Except for the mode we used in main text (Using KNN matrix as the similarity matrix and fixing the overdispersion term), three other modes of DCATS are tested in the simulation data (Additional file 1: Fig. S2, Additional file 1: Fig. S4 , Additional file 1: Fig. S7–11).

  • “wtoPhi_wtoEM” indicates using basic beta-binomial distribution without bias correction or fixing over-dispersion term.

  • “wtoPhi_emK” indicates without fixing the over dispersion term Phi but clustering bias corrected by KNN matrix.
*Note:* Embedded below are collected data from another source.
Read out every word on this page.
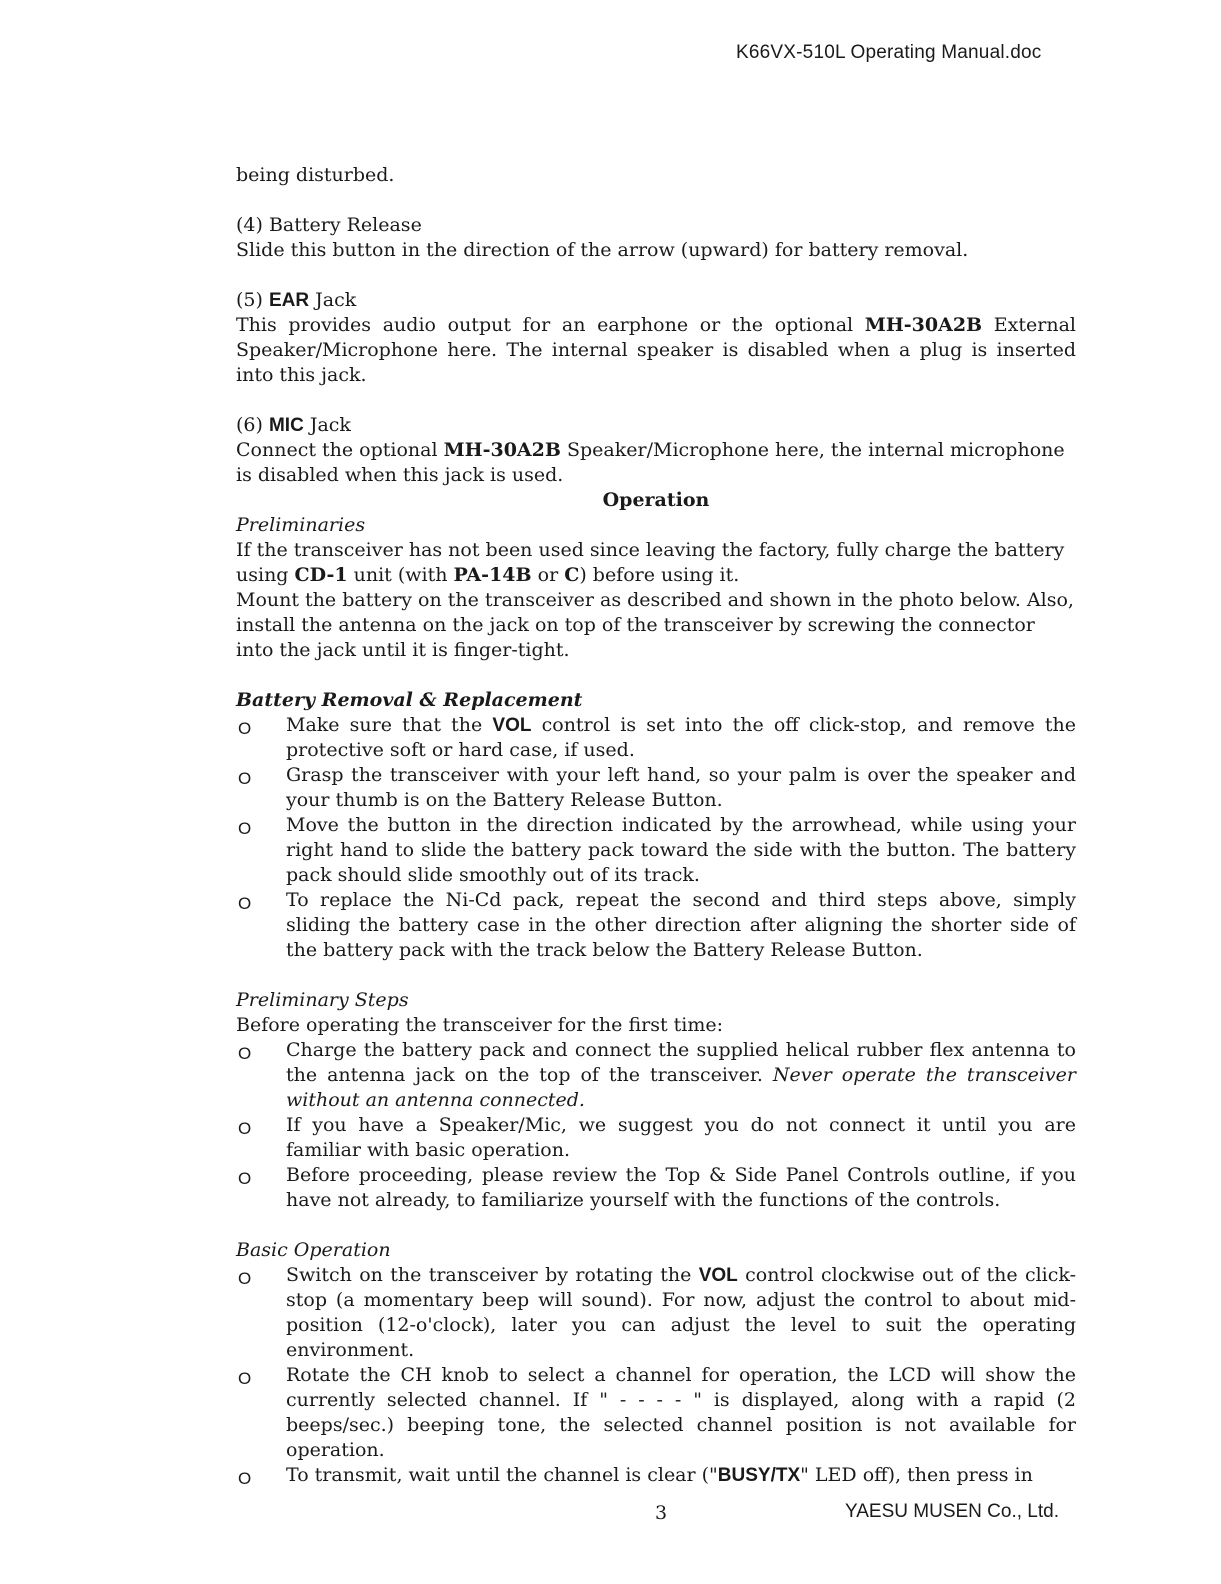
K66VX-510L Operating Manual.doc

being disturbed.

(4) Battery Release

Slide this button in the direction of the arrow (upward) for battery removal.

(5) EAR Jack

This provides audio output for an earphone or the optional MH-30A2B External Speaker/Microphone here. The internal speaker is disabled when a plug is inserted into this jack.

(6) MIC Jack

Connect the optional MH-30A2B Speaker/Microphone here, the internal microphone is disabled when this jack is used.

Operation

Preliminaries

If the transceiver has not been used since leaving the factory, fully charge the battery using CD-1 unit (with PA-14B or C) before using it.

Mount the battery on the transceiver as described and shown in the photo below. Also, install the antenna on the jack on top of the transceiver by screwing the connector into the jack until it is finger-tight.

Battery Removal & Replacement

O Make sure that the VOL control is set into the off click-stop, and remove the protective soft or hard case, if used.
O Grasp the transceiver with your left hand, so your palm is over the speaker and your thumb is on the Battery Release Button.
O Move the button in the direction indicated by the arrowhead, while using your right hand to slide the battery pack toward the side with the button. The battery pack should slide smoothly out of its track.
O To replace the Ni-Cd pack, repeat the second and third steps above, simply sliding the battery case in the other direction after aligning the shorter side of the battery pack with the track below the Battery Release Button.

Preliminary Steps

Before operating the transceiver for the first time:

O Charge the battery pack and connect the supplied helical rubber flex antenna to the antenna jack on the top of the transceiver. Never operate the transceiver without an antenna connected.
O If you have a Speaker/Mic, we suggest you do not connect it until you are familiar with basic operation.
O Before proceeding, please review the Top & Side Panel Controls outline, if you have not already, to familiarize yourself with the functions of the controls.

Basic Operation

O Switch on the transceiver by rotating the VOL control clockwise out of the click-stop (a momentary beep will sound). For now, adjust the control to about mid-position (12-o'clock), later you can adjust the level to suit the operating environment.
O Rotate the CH knob to select a channel for operation, the LCD will show the currently selected channel. If " - - - - " is displayed, along with a rapid (2 beeps/sec.) beeping tone, the selected channel position is not available for operation.
O To transmit, wait until the channel is clear ("BUSY/TX" LED off), then press in
3	YAESU MUSEN Co., Ltd.
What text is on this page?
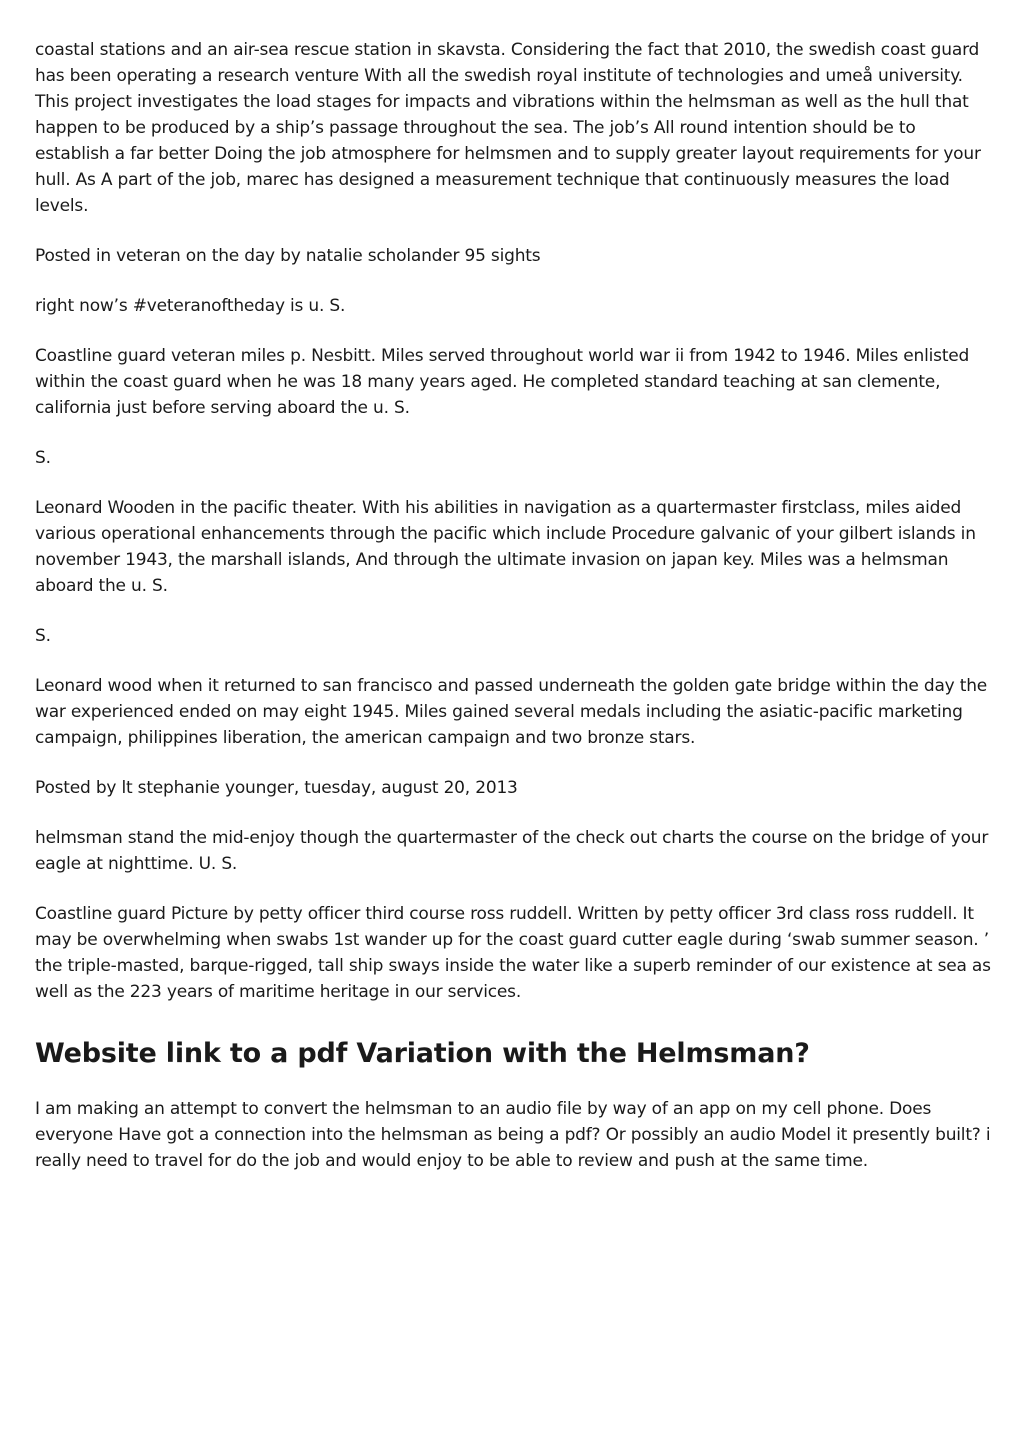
coastal stations and an air-sea rescue station in skavsta. Considering the fact that 2010, the swedish coast guard has been operating a research venture With all the swedish royal institute of technologies and umeå university. This project investigates the load stages for impacts and vibrations within the helmsman as well as the hull that happen to be produced by a ship’s passage throughout the sea. The job’s All round intention should be to establish a far better Doing the job atmosphere for helmsmen and to supply greater layout requirements for your hull. As A part of the job, marec has designed a measurement technique that continuously measures the load levels.

Posted in veteran on the day by natalie scholander 95 sights

right now’s #veteranoftheday is u. S.

Coastline guard veteran miles p. Nesbitt. Miles served throughout world war ii from 1942 to 1946. Miles enlisted within the coast guard when he was 18 many years aged. He completed standard teaching at san clemente, california just before serving aboard the u. S.

S.

Leonard Wooden in the pacific theater. With his abilities in navigation as a quartermaster firstclass, miles aided various operational enhancements through the pacific which include Procedure galvanic of your gilbert islands in november 1943, the marshall islands, And through the ultimate invasion on japan key. Miles was a helmsman aboard the u. S.

S.

Leonard wood when it returned to san francisco and passed underneath the golden gate bridge within the day the war experienced ended on may eight 1945. Miles gained several medals including the asiatic-pacific marketing campaign, philippines liberation, the american campaign and two bronze stars.

Posted by lt stephanie younger, tuesday, august 20, 2013

helmsman stand the mid-enjoy though the quartermaster of the check out charts the course on the bridge of your eagle at nighttime. U. S.

Coastline guard Picture by petty officer third course ross ruddell. Written by petty officer 3rd class ross ruddell. It may be overwhelming when swabs 1st wander up for the coast guard cutter eagle during ‘swab summer season. ’ the triple-masted, barque-rigged, tall ship sways inside the water like a superb reminder of our existence at sea as well as the 223 years of maritime heritage in our services.

Website link to a pdf Variation with the Helmsman?

I am making an attempt to convert the helmsman to an audio file by way of an app on my cell phone. Does everyone Have got a connection into the helmsman as being a pdf? Or possibly an audio Model it presently built? i really need to travel for do the job and would enjoy to be able to review and push at the same time.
  • “wtoPhi_emU” indicates without fixing the over dispersion term Phi but clustering bias corrected by uniform matrix.

  • “estPhi_wtoEM” indicates using fixing the over dispersion term Phi but no clustering bias correction.

  • “estPhi_emK” indicates using fixing the over dispersion term Phi and clustering bias corrected by KNN matrix.
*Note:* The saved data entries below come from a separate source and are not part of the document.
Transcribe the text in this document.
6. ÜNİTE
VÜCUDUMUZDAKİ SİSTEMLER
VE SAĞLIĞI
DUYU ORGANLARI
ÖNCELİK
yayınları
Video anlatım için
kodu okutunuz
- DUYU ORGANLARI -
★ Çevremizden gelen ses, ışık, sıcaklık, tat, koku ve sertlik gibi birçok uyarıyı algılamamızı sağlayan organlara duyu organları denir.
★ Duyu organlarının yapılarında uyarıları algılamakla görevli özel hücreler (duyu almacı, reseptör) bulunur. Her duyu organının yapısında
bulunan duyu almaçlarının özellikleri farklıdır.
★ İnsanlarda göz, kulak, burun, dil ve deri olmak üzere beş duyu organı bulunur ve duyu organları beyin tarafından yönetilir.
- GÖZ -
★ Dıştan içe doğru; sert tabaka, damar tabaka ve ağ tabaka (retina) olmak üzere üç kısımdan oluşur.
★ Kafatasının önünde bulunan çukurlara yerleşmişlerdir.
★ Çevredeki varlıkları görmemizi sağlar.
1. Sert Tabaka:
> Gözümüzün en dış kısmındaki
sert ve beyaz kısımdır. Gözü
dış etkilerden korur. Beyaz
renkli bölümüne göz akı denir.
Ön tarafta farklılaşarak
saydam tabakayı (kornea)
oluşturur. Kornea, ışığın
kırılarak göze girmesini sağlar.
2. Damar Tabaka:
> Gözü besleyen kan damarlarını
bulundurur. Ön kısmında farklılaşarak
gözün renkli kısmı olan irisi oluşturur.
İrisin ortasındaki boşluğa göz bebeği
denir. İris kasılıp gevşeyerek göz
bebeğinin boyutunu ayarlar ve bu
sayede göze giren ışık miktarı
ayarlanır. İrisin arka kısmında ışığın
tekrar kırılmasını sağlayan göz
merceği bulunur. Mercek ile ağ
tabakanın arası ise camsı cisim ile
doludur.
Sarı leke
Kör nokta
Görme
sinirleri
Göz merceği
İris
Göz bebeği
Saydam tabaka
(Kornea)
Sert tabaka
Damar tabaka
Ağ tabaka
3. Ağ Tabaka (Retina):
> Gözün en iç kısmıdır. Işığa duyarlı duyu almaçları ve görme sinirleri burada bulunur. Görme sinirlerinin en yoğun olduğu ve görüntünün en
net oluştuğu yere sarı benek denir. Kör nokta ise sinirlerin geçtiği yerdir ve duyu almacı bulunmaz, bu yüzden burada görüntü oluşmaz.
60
  • “estPhi_emU” indicates using fixing the over dispersion term Phi and clustering bias corrected by uniform matrix.

Use reference cell types for normalization

When one cell type has extreme proportion change, the proportions of the rest cell types will be largely influenced, which might lead to false positives of differential abundance testing. Using known unchanged cell types as reference groups for normalization will offset the influence of massive cell types change. When using the total cell number as the normalization term, we have

$$\begin{aligned} \texttt{logit}(E(\frac{z_{s,j}}{n_s})) = w_0 + \varvec{w}^{\top } \varvec{c}_s \end{aligned}$$
(11)

where values in \(\varvec{w}^{\top }\) could be zero based on different models. When using the reference group as the normalization term, we have

$$\begin{aligned} \texttt{logit}(E(\frac{z_{s,j}}{\sum _{r \in R} z_{s,r}})) = w_0 + \varvec{w}^{\top } \varvec{c}_s \end{aligned}$$
(12)

where R denotes the reference group.

We recommend using more than one cell type and more than 25% of total cells as the reference group to guarantee the stability of the normalization term.
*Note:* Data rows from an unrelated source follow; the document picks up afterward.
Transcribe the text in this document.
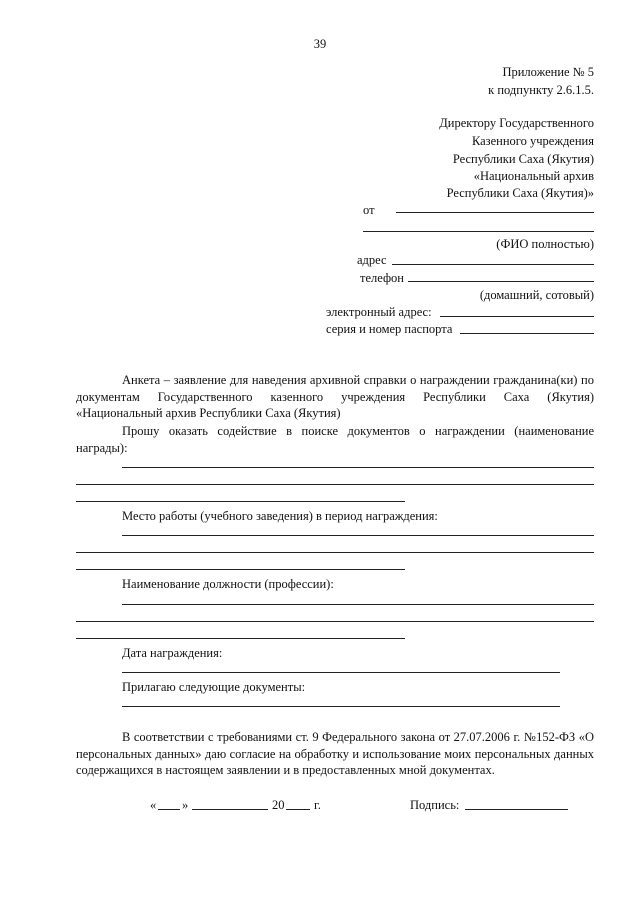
39
Приложение № 5
к подпункту 2.6.1.5.
Директору Государственного
Казенного учреждения
Республики Саха (Якутия)
«Национальный архив
Республики Саха (Якутия)»
от
(ФИО полностью)
адрес
телефон
(домашний, сотовый)
электронный адрес:
серия и номер паспорта
Анкета – заявление для наведения архивной справки о награждении гражданина(ки) по документам Государственного казенного учреждения Республики Саха (Якутия) «Национальный архив Республики Саха (Якутия)
Прошу оказать содействие в поиске документов о награждении (наименование награды):
Место работы (учебного заведения) в период награждения:
Наименование должности (профессии):
Дата награждения:
Прилагаю следующие документы:
В соответствии с требованиями ст. 9 Федерального закона от 27.07.2006 г. №152-ФЗ «О персональных данных» даю согласие на обработку и использование моих персональных данных содержащихся в настоящем заявлении и в предоставленных мной документах.
« »	20 г.	Подпись:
DCATS also support the recommendation of the cell types used for reference. Namely, DCATS first calculates the p-values for each cell type. Then, it orders the cell types from high to low based on the p-values and provides the possible reference cell types based on this order. Additionally, DCATS calculates the proportion of cell counts for different numbers of reference cell types and suggests a recommended number.

Theoretical simulation

The input of DCATS is combined with two parts. The cell count matrix \(C_i\) denotes numbers of cells we observe for each cell type in each sample coming from same condition i. For each analysis, DCATS can only compare cell count matrices coming from two condition. Another part is the similarity matrix M we describe above.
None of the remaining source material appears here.